Sad movies are not good, though the memories are always there. These kind of shows, just bring them forward, and it’s strange, how it just, well overwhelms you. I don’t know how I can go through this again, and yet I know I will. I have a dog, and she’s a real pain, just like Marley, and yet, it is true. She loves us with her heart, every single day, and yet that isn’t what has me in tears. It is the look on Mom’s face, how she kept watching it, remembering Dad, and then too, thinking of when it comes to be her time.
She may becoming more ornery at times, more demanding, and yet, she isn’t. I can’t explain it, but it is like she is fighting the ravages of ninety two years, of the hard life she led. It hasn’t been easy, still isn’t, and if anything is a bit harder now. Things are costly, and I try, but how far can I stretch a buck? And yet I do, and I know, it is going to keep on being this way, as she is not going to get all that better.

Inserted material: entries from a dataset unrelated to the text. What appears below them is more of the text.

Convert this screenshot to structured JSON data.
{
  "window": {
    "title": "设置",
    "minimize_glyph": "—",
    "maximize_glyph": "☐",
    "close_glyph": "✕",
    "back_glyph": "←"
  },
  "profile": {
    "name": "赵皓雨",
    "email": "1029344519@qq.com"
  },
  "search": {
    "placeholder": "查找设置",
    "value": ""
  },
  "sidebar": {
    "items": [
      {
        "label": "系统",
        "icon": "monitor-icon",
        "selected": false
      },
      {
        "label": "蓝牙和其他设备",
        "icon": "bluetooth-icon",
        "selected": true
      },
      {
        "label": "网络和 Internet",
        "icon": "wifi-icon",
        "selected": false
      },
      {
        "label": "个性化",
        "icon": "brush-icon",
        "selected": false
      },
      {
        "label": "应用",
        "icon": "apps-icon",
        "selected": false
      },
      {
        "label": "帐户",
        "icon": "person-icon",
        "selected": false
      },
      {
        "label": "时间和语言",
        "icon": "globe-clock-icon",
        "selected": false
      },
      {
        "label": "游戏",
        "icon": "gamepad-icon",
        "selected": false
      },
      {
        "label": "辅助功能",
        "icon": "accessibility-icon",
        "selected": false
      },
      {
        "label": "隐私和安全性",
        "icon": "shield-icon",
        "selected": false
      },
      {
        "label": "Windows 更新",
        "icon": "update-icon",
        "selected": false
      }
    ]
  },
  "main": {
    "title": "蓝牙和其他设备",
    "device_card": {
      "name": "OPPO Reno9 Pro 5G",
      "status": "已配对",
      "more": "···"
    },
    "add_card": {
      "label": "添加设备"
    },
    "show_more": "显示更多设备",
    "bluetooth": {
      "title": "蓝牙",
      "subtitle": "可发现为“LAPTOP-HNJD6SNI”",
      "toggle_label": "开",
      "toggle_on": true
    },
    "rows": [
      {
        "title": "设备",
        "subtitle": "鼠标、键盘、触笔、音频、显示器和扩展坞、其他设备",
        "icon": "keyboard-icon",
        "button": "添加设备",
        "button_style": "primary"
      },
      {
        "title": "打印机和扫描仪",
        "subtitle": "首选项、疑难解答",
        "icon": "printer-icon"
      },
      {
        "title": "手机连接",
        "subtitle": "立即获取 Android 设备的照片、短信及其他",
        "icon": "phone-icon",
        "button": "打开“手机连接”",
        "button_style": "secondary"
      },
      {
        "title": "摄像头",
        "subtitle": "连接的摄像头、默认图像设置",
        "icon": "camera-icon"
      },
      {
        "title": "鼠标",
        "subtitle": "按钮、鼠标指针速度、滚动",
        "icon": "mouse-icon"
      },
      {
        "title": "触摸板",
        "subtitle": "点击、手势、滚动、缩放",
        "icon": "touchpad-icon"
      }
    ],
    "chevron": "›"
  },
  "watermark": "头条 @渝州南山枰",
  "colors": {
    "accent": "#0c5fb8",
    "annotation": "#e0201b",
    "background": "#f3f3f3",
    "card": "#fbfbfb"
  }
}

Mom may have years left, and despite all that is going on, I still hope for that, and more. I just don’t know, how I can go through it again, seeing the eyes staring, wondering, what she might be saying or thinking, as the life passes into history.
I just don’t know anymore, how I’ll cope, how she will handle it. I don’t understand GOD, on how he can have engineered such a thing as us, and then to have us go through all this. I Love GOD, but at times he makes me so angry, makes me feel so helpless. I see the pain, and I have to wonder, why?
This is indeed much harder than I ever thought.